The current health crisis due to the COVID-19 pandemic has turned many countries, especially the poorest ones, into “hostages” of pharmaceutical companies, which impose prices, dose delivery times and even demand legal immunity, today denounced a conference representatives of the press of various NGOs.
“Many Latin American governments, for example, are at the mercy of pharmaceutical companies and are forced to accept any condition,” said Felipe, coordinator of the Campaign for Access to Essential Medicines for Doctors Without Borders (MSF) in Brazil. Carvalho.
Human rights lawyer Fatima Hassan of the Health Justice Initiative added that these countries “must accept limited distribution, artificially created shortages, pay the prices they charge and, in addition, allow secrecy and agreements.” exempt from liability “.
De Carvalho pointed out that this situation meant that in countries such as Brazil or Mexico, vaccination campaigns had to be stopped due to lack of doses, that the Brazilian government paid higher prices than its European counterparts for AstraZeneca vaccines or that pharmaceutical companies had asked Argentina to change its laws in exchange for distributing vaccines.
This, they warned, is happening in regions with some of the highest COVID-19 death rates on the planet, such as Latin America or Africa, where many health networks and hospitals are collapsing and many workers in The depleted sector has no prospect of being vaccinated in the short term.
Activists have drawn this black image to defend the approval in the World Trade Organization (WTO) of an initiative presented by India and South Africa to suspend patents for vaccines and other products to combat COVID-19, so that they can be manufactured freely.
The initiative, which will be debated again at the WTO next week, is backed by many developing countries, but faces opposition from economies where many of the major pharmaceuticals are based (United States, European Union, United Kingdom). , Japan, Switzerland, etc.).
“We do not understand why there should be a monopoly on the products needed globally, why we should limit the distribution of vaccines and why fundamental technologies should be exclusively exclusive,” De Carvalho told a news conference with the Association of Correspondents of the Nations.
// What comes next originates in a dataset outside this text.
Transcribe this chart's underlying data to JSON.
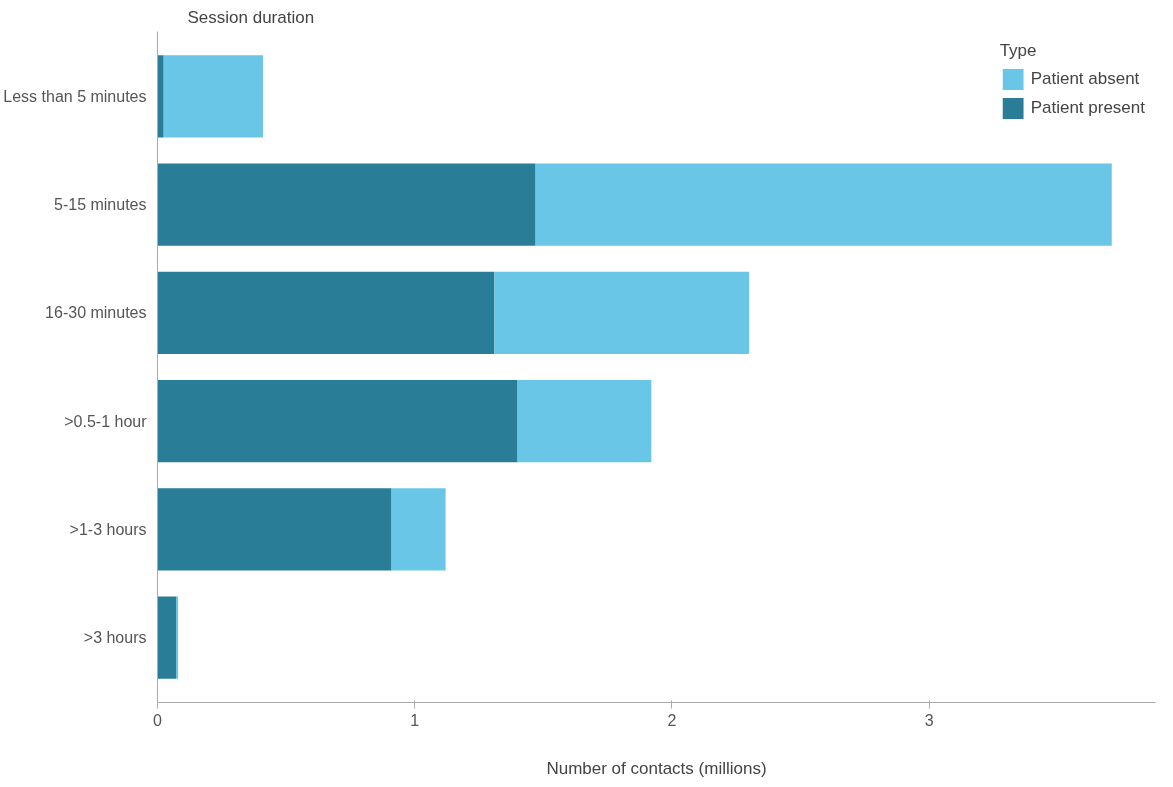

United (ACANU).
Pharmaceutical companies say they need to recoup the million-dollar investment they have made in research on vaccine vaccines, although NGO representatives have said much of the money has been received from public subsidies.
“They let them monopolize the benefits when they got more than $ 93,000 million from different governments, I don’t know why they need it anymore,” said KMGopakumar of Network World Third.
The MSF representative assured that governments have invested more than twice as much money as pharmaceutical companies in vaccines, treatments and other tools against the pandemic and stressed that these companies avoid disclosing exact figures on their research funds “because if they did this, we do see are not the main factors of innovation. “
Activists also recalled that many countries depend on international donations of vaccine vaccines organized by the COVAX network (supported by the World Health Organization) to reach their doses, but that even this humanitarian arm has less bargaining power than other countries. richer.
“In Latin America, many countries have sent money to COVAX, but they do not yet have information on when they will receive doses, what quantities or at what price,” he lamented de Carvalho.